Ah, summer — time of berry picking, vine-ripened tomatoes, corn on the cob, and big ol’ floppy hats. Because it’s also high noon for deerflies, mosquitoes, no-see-ums, and, well, high noon. (There’s a video that goes along with this shot, by the way. Catch it at my mother’s blog.)
I’ll admit, though, I was a little shocked when my dad traded in his usual stylin’ John Deere cap for a shapeless straw hat he found in the closet. “The brim goes all the way around with this kind of hat,” he marveled. “The mosquitoes don’t come under it.”

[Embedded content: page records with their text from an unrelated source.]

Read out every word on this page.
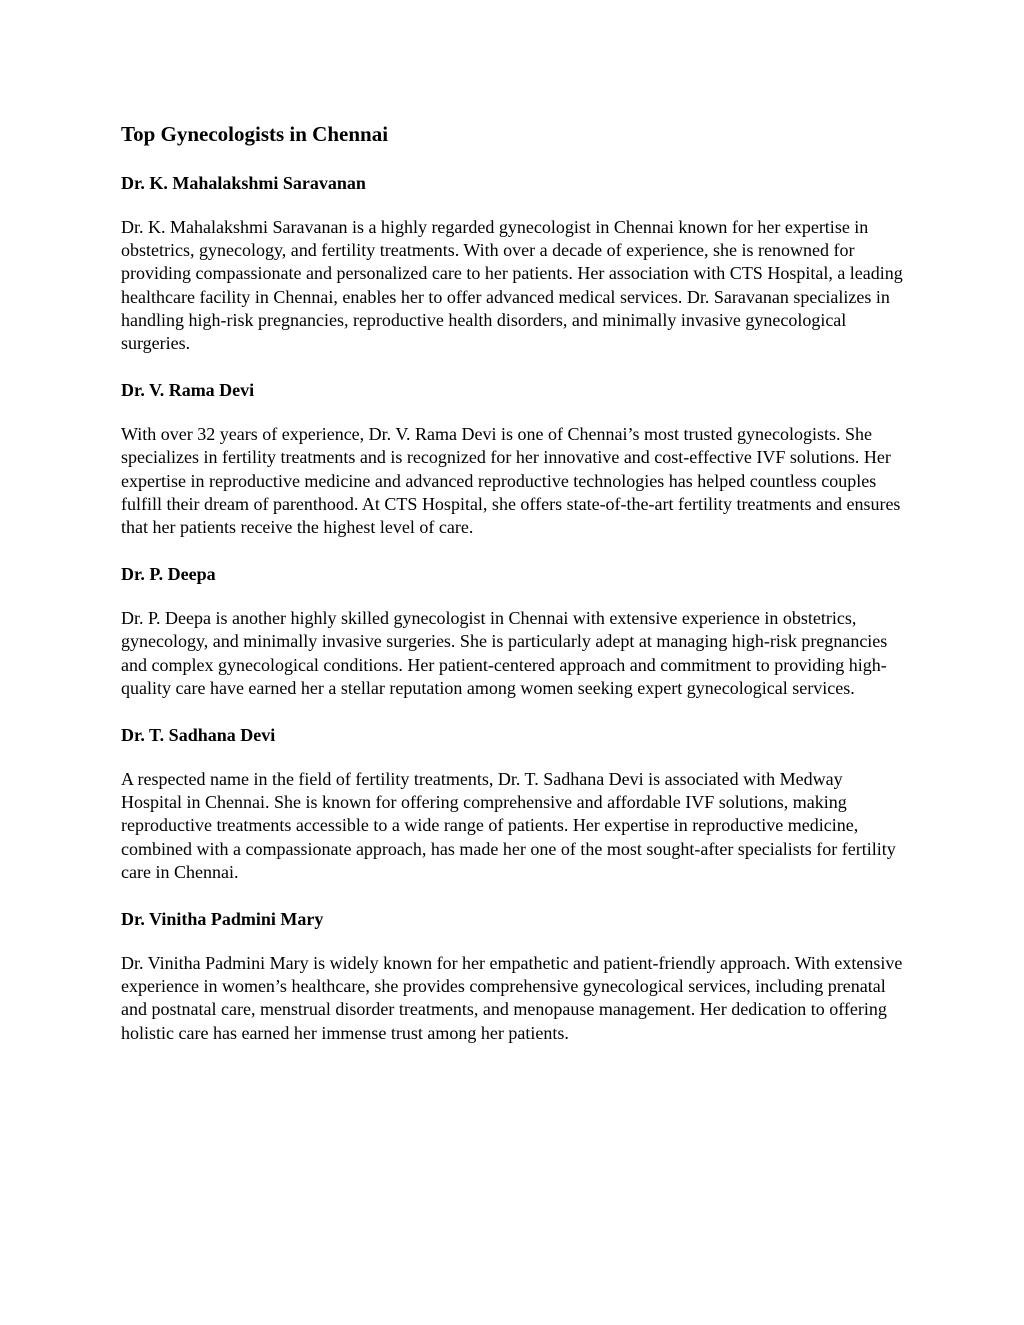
Top Gynecologists in Chennai
Dr. K. Mahalakshmi Saravanan

Dr. K. Mahalakshmi Saravanan is a highly regarded gynecologist in Chennai known for her expertise in obstetrics, gynecology, and fertility treatments. With over a decade of experience, she is renowned for providing compassionate and personalized care to her patients. Her association with CTS Hospital, a leading healthcare facility in Chennai, enables her to offer advanced medical services. Dr. Saravanan specializes in handling high-risk pregnancies, reproductive health disorders, and minimally invasive gynecological surgeries.

Dr. V. Rama Devi

With over 32 years of experience, Dr. V. Rama Devi is one of Chennai’s most trusted gynecologists. She specializes in fertility treatments and is recognized for her innovative and cost-effective IVF solutions. Her expertise in reproductive medicine and advanced reproductive technologies has helped countless couples fulfill their dream of parenthood. At CTS Hospital, she offers state-of-the-art fertility treatments and ensures that her patients receive the highest level of care.

Dr. P. Deepa

Dr. P. Deepa is another highly skilled gynecologist in Chennai with extensive experience in obstetrics, gynecology, and minimally invasive surgeries. She is particularly adept at managing high-risk pregnancies and complex gynecological conditions. Her patient-centered approach and commitment to providing high-quality care have earned her a stellar reputation among women seeking expert gynecological services.

Dr. T. Sadhana Devi

A respected name in the field of fertility treatments, Dr. T. Sadhana Devi is associated with Medway Hospital in Chennai. She is known for offering comprehensive and affordable IVF solutions, making reproductive treatments accessible to a wide range of patients. Her expertise in reproductive medicine, combined with a compassionate approach, has made her one of the most sought-after specialists for fertility care in Chennai.

Dr. Vinitha Padmini Mary

Dr. Vinitha Padmini Mary is widely known for her empathetic and patient-friendly approach. With extensive experience in women’s healthcare, she provides comprehensive gynecological services, including prenatal and postnatal care, menstrual disorder treatments, and menopause management. Her dedication to offering holistic care has earned her immense trust among her patients.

I’m not entirely sure the hat was made for men, but whatever. My dad is nothing if not secure in his masculinity.
It might be that Ma Nature is sending us subliminal messages, though. Between the Indian pipes and the mushrooms, hat-like things have been popping up all over the place. I watched gnats swarming around a rotting amanita yesterday: they crawled all over the top-side, but I didn’t see a single one venture beneath the brim.

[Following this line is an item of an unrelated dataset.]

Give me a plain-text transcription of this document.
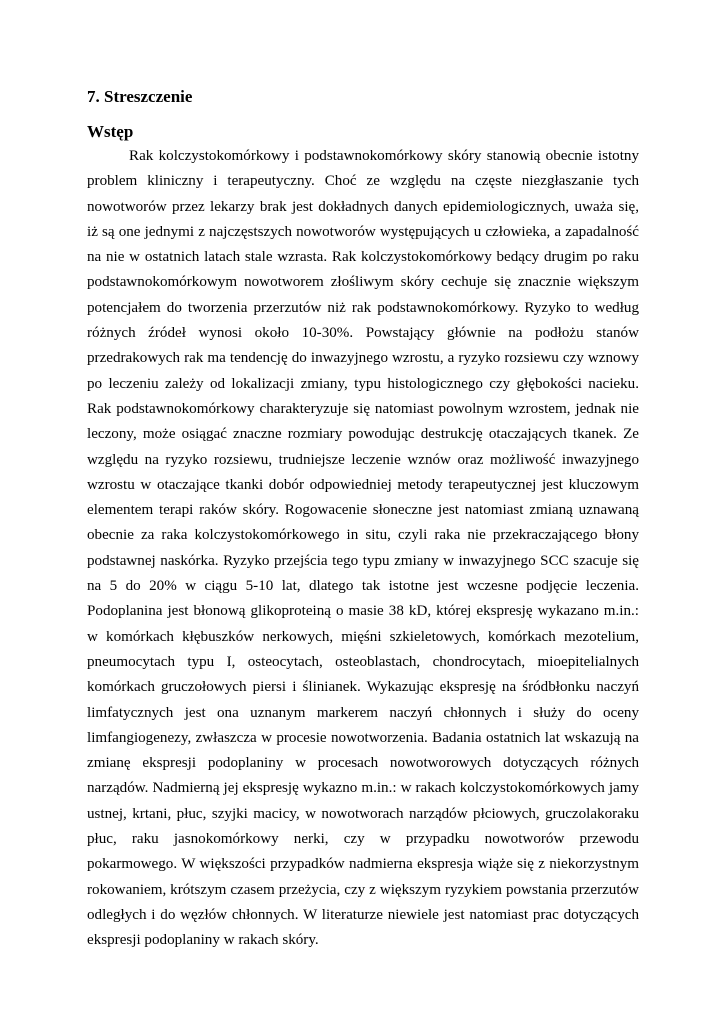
7. Streszczenie
Wstęp

Rak kolczystokomórkowy i podstawnokomórkowy skóry stanowią obecnie istotny problem kliniczny i terapeutyczny. Choć ze względu na częste niezgłaszanie tych nowotworów przez lekarzy brak jest dokładnych danych epidemiologicznych, uważa się, iż są one jednymi z najczęstszych nowotworów występujących u człowieka, a zapadalność na nie w ostatnich latach stale wzrasta. Rak kolczystokomórkowy bedący drugim po raku podstawnokomórkowym nowotworem złośliwym skóry cechuje się znacznie większym potencjałem do tworzenia przerzutów niż rak podstawnokomórkowy. Ryzyko to według różnych źródeł wynosi około 10-30%. Powstający głównie na podłożu stanów przedrakowych rak ma tendencję do inwazyjnego wzrostu, a ryzyko rozsiewu czy wznowy po leczeniu zależy od lokalizacji zmiany, typu histologicznego czy głębokości nacieku. Rak podstawnokomórkowy charakteryzuje się natomiast powolnym wzrostem, jednak nie leczony, może osiągać znaczne rozmiary powodując destrukcję otaczających tkanek. Ze względu na ryzyko rozsiewu, trudniejsze leczenie wznów oraz możliwość inwazyjnego wzrostu w otaczające tkanki dobór odpowiedniej metody terapeutycznej jest kluczowym elementem terapi raków skóry. Rogowacenie słoneczne jest natomiast zmianą uznawaną obecnie za raka kolczystokomórkowego in situ, czyli raka nie przekraczającego błony podstawnej naskórka. Ryzyko przejścia tego typu zmiany w inwazyjnego SCC szacuje się na 5 do 20% w ciągu 5-10 lat, dlatego tak istotne jest wczesne podjęcie leczenia. Podoplanina jest błonową glikoproteiną o masie 38 kD, której ekspresję wykazano m.in.: w komórkach kłębuszków nerkowych, mięśni szkieletowych, komórkach mezotelium, pneumocytach typu I, osteocytach, osteoblastach, chondrocytach, mioepitelialnych komórkach gruczołowych piersi i ślinianek. Wykazując ekspresję na śródbłonku naczyń limfatycznych jest ona uznanym markerem naczyń chłonnych i służy do oceny limfangiogenezy, zwłaszcza w procesie nowotworzenia. Badania ostatnich lat wskazują na zmianę ekspresji podoplaniny w procesach nowotworowych dotyczących różnych narządów. Nadmierną jej ekspresję wykazno m.in.: w rakach kolczystokomórkowych jamy ustnej, krtani, płuc, szyjki macicy, w nowotworach narządów płciowych, gruczolakoraku płuc, raku jasnokomórkowy nerki, czy w przypadku nowotworów przewodu pokarmowego. W większości przypadków nadmierna ekspresja wiąże się z niekorzystnym rokowaniem, krótszym czasem przeżycia, czy z większym ryzykiem powstania przerzutów odległych i do węzłów chłonnych. W literaturze niewiele jest natomiast prac dotyczących ekspresji podoplaniny w rakach skóry.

Which got me to thinking there might be a big evolutionary advantage to this sort of behavior, because the underside of a mushroom, or any other projecting shelf, would be an ideal place for a spider to lurk. Maybe to the Diptera, it’s not that mushrooms are hats; hats are great big mushrooms.
Just, you know, a theory.
When your hat is your home, you take it off at your peril. Things will never again seem as safe and dark and quiet as they did under a hat. Mosquitoes will come and sing in your ears, and not only because they’re looking for a blood meal. They get a darn good echo in there. Ears, being put on sideways, probably don’t look like hiding places for spiders in most cases.
But think of the way an ear is shaped. Maybe, just maybe, the mosquitoes too are looking for a hat.